Immunofluoresence analysis of ADGRV1 in TriC/CCT-BBS chaperonin depleted cells and mouse retinae (A, C) Double immunofluorescence staining for Arl13B (red) and ADGRV1 (green) of primary cilia in hTERT-RPE1 cells after siRNA-mediated knock down of (A) BBS6 and (B) CCT2 and CCT3 compared to non-targeting controls (NTC). (B, D) Quantification confirms reduced localization of ADGRV1 at the ciliary base upon BBS6 KD. (D) Quantification confirms reduced localization of ADGRV1 at the ciliary base upon CCT2 and CCT3 KD. (E) Double immunofluorescence staining for Adgrv1 (green) and connecting cilia marker Centrin2 (red) in longitudinal cryosections though the ciliary region (CR, in scheme left) of mouse photoreceptor cells revealed reduced Adgrv1 immunofluorescence in Bbs6 ^−/− and Bbs10 ^−/− mice when compared to wt littermate controls. Scheme shows CC: connecting cilium, OS: outer segment, IS: inner segment of a rod photoreceptor cell.
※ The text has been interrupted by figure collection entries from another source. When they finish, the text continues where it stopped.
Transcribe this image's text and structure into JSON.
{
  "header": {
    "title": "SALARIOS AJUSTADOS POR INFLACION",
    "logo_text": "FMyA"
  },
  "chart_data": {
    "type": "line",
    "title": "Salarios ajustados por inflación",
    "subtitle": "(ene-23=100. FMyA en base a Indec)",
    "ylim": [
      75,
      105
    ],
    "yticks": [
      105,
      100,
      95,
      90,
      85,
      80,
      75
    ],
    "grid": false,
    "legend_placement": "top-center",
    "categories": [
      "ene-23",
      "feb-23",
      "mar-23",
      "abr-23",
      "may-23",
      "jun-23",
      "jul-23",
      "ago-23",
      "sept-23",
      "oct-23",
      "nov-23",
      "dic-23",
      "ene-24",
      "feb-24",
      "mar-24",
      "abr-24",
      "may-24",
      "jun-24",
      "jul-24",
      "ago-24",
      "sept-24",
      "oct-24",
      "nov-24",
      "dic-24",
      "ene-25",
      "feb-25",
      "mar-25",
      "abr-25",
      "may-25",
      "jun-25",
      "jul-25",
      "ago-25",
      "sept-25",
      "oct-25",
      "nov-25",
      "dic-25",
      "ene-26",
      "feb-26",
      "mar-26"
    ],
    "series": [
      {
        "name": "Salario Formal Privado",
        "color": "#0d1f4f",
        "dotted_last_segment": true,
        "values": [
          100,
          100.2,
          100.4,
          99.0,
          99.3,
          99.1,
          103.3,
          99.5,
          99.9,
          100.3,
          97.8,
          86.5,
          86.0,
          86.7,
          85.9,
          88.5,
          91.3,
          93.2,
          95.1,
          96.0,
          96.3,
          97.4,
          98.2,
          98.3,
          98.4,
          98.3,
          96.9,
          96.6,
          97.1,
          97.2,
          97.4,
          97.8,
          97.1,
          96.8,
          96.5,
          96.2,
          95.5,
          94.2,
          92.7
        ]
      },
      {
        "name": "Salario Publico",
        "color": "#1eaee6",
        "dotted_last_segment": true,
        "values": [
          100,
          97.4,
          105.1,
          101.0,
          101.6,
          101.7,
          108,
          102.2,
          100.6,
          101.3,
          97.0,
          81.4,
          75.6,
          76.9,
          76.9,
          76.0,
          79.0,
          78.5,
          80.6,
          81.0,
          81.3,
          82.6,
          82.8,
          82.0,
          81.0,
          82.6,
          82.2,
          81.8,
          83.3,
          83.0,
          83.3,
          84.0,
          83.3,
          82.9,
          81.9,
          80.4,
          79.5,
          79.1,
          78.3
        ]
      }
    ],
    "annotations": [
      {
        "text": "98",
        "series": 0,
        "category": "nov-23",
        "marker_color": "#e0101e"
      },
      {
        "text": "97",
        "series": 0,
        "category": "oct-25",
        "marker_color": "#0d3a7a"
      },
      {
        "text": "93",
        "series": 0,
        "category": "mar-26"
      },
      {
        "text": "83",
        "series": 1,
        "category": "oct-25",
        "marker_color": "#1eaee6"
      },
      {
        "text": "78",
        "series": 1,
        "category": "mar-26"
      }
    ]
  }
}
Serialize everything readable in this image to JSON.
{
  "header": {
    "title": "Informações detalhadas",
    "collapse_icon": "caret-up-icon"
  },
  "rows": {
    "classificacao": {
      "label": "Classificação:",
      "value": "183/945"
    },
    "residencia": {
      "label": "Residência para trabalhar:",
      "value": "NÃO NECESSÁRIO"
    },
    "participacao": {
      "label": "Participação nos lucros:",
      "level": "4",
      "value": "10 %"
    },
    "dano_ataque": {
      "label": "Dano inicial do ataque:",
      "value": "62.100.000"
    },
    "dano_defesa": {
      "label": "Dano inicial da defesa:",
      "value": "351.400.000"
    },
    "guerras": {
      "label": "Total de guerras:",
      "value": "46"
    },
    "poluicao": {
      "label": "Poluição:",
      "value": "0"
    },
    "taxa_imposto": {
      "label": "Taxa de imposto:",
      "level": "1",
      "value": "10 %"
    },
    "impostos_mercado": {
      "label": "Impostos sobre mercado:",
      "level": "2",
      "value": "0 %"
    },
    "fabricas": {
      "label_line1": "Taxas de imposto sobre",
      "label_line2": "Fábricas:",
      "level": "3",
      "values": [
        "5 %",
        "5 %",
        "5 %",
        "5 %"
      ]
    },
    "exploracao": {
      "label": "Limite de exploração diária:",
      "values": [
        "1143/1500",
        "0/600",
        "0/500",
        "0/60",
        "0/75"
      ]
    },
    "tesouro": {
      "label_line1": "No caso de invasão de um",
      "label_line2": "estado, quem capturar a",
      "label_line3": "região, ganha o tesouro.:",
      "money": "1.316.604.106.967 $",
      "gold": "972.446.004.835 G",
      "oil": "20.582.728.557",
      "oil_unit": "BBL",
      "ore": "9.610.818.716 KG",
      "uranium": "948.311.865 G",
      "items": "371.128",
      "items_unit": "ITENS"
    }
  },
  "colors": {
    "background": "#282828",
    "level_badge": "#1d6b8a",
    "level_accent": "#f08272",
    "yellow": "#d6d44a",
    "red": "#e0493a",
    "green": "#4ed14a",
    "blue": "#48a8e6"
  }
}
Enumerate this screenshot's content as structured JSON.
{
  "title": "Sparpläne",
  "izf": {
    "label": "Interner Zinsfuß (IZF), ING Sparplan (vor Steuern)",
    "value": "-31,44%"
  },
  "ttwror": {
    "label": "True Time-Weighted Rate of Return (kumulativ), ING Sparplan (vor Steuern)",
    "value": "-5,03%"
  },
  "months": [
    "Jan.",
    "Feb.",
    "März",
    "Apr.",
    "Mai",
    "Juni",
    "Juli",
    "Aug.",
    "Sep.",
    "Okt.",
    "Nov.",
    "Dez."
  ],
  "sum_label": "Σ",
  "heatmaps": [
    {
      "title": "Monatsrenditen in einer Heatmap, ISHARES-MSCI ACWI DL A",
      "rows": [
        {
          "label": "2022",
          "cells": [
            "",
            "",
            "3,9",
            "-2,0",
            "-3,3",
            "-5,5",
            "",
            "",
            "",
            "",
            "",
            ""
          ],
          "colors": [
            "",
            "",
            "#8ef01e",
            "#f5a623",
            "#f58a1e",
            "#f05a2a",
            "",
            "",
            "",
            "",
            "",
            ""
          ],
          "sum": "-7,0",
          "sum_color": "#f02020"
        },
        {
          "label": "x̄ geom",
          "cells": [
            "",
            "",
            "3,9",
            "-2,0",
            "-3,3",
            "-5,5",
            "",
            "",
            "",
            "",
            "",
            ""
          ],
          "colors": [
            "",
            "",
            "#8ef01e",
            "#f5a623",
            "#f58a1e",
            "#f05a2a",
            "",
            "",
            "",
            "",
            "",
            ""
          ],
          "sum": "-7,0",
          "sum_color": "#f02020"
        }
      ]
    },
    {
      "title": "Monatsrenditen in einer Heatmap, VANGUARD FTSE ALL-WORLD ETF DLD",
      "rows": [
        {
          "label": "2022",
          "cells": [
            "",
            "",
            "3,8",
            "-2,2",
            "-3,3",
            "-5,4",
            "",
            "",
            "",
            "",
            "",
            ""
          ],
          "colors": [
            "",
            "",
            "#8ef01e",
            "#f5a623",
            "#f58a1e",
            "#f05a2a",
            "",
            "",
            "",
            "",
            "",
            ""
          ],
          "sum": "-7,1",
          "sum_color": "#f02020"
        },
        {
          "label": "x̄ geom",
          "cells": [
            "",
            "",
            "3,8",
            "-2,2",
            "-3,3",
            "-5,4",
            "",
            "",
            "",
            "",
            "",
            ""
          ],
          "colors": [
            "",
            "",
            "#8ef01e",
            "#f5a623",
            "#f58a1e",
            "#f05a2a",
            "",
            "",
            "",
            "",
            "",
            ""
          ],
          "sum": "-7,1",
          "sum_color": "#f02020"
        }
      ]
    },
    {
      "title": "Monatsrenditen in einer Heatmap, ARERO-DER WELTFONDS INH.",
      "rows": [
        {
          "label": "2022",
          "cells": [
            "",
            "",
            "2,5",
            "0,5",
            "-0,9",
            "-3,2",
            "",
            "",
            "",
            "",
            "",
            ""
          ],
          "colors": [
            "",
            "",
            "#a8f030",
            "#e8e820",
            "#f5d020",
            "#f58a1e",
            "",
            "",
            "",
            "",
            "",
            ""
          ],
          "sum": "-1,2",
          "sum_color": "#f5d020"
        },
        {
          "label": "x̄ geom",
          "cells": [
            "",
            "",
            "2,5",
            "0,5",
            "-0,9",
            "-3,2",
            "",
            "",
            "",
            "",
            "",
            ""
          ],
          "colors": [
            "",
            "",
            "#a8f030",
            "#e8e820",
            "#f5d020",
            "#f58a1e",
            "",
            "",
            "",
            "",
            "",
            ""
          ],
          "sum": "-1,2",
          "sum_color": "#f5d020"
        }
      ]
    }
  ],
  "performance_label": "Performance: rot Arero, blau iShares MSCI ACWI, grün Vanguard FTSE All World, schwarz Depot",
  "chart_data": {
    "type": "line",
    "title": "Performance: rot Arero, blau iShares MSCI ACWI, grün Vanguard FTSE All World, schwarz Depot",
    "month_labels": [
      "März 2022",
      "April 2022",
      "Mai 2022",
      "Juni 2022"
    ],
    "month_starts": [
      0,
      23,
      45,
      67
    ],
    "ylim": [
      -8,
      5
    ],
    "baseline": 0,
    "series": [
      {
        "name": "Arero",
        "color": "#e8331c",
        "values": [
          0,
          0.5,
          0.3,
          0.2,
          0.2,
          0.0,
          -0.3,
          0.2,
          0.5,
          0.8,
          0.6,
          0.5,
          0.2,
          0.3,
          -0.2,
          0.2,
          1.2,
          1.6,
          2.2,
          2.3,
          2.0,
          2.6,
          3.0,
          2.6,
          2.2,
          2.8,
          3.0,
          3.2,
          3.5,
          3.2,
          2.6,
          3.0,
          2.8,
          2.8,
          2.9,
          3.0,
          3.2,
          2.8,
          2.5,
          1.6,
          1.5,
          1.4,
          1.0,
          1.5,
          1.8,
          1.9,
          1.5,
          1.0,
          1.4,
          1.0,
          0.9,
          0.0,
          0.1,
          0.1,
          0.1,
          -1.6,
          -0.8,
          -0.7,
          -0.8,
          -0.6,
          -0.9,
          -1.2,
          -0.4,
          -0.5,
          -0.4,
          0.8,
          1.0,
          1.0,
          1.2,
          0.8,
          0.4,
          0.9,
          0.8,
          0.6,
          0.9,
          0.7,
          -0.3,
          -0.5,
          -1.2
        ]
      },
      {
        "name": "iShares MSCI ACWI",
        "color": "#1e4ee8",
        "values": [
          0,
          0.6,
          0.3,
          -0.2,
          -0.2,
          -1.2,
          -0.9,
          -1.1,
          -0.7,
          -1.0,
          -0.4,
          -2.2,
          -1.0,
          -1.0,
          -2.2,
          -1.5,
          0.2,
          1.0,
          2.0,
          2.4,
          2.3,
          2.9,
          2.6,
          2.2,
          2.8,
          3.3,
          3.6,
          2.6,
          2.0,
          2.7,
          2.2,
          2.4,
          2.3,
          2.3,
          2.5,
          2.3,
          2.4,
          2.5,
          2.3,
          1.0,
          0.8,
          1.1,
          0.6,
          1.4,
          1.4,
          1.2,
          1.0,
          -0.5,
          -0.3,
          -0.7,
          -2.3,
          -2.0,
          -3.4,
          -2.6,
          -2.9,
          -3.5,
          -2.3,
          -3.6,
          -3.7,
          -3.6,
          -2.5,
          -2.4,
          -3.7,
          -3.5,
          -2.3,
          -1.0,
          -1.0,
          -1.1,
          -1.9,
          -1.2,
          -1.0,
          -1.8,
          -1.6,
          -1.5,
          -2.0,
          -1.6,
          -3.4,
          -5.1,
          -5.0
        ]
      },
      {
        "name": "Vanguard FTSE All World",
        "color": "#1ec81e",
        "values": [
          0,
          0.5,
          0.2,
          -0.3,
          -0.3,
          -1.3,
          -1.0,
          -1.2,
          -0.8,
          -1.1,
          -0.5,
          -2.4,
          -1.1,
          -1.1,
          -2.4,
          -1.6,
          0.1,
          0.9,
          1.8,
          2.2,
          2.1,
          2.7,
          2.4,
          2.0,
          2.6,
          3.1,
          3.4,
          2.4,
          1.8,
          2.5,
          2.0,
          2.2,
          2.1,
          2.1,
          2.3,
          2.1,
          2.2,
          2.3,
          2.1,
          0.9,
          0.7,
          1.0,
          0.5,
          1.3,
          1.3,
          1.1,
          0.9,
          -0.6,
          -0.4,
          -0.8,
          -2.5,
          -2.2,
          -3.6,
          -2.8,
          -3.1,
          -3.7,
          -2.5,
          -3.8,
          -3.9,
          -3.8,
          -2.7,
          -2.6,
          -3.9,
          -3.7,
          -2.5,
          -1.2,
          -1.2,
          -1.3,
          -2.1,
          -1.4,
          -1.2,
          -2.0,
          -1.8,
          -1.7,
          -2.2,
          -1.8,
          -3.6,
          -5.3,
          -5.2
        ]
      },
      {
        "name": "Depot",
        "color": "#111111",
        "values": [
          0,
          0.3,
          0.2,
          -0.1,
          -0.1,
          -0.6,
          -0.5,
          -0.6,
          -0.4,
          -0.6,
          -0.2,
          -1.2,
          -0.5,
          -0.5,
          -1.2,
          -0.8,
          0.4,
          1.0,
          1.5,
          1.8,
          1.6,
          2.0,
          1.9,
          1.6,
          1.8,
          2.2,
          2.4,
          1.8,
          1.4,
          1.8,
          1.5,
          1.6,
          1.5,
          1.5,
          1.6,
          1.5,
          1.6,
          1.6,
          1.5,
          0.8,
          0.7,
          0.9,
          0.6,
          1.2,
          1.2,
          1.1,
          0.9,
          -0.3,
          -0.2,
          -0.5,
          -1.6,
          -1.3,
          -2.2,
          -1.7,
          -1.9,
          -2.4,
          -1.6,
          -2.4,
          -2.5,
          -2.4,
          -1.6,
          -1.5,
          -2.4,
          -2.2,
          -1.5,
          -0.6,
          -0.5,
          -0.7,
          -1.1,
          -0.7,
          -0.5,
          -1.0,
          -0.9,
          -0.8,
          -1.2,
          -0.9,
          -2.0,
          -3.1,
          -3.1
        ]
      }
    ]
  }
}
Statistical significance was determined by the two-tailed Student’s t-test: *p < 0.05, **p < 0.01, ***p < 0.005. Scale bars: a,c = 5 μm; e = 1 µm.

FIGURE 8

ADGRV1 mRNA and ADGRV1 protein expression are changed in the opposite direction in cells and tissues deficient for BBS6 (A) Quantitative real-time PCR (qRT-PCR) analysis of ADGRV1 mRNA expression in serum-starved hTERT-RPE1 cells after siRNA-mediated BBS6 knockdown compared to non-targeting control (NTC). (B) qRT-PCR analysis of CCT3 mRNA expression in serum-starved hTERT-RPE1 cells after siRNA-mediated BBS6 knockdown compared to non-targeting control (NTC). Quantifications revealed an increase of ADGRV1 but not of CCT3 mRNA expression in BBS6 depleted cells. (C, D) qRT-PCR analysis of Adgrv1 mRNA expression in retinae of postnatal P12 and P29 Bbs6 ^−/− mice demonstrate significantly higher expression of Adgrv1 mRNA. (E, F) Western blot analysis of ADGRV1 and CCT3 protein expression in serum-starved hTERT-RPE1 cells after siRNA-mediated BBS6 knockdown. Quantifications of band densities revealed a decrease of ADGRV1 (x 0.55) but not of CCT3 expression (x 0.95) in BBS6 depleted cells when compared to non-targeting controls (NTC). GAPDH/Gapdh and GAPDH protein were used as housekeeping control. Statistical significance was determined by the two-tailed Student’s t-test: *p < 0.05, **p < 0.01, ***p < 0.005.

FIGURE 9

Increased proteasomal degradation of ADGRV1 upon BBS6 loss in hTERT-RPE1 cells. (A, B) Western blot analysis of ADGRV1 and CCT3 protein expression in serum-starved hTERT-RPE1 cells after siRNA-mediated BBS6 knockdown treated with the proteasomal inhibitor MG132 solved in DMSO. The significant decrease of ADGRV1 protein expression in BBS depleted cells is restored by treatment with MG132. (C, D) Indirect immunofluorescence triple labelling of ADGRV1 (green) counterstained with axoneme marker ARL13B (red) and basal body marker pericentrin (PCNT2) (magenta) in NTC control and siRNA-mediated BBS6 knockdown serum-starved hTERT-RPE1 cells treated with MG132 and DMSO. The ADGRV1 immunofluorescence in the transition zone of primary cilia (white arrowhead) is restored in cells treated with MG132. (D) Quantification of anti-ADGRV1 immunofluorescence intensity in the transition zone confirms recovery of ADGRV1 at the ciliary base and transition zone of BBS6 KD cells upon MG132 treatment. Statistical significance was determined by the two-tailed Student’s t-test: *p < 0.05, **p < 0.01, ***p < 0.005. Scale = 5 µm.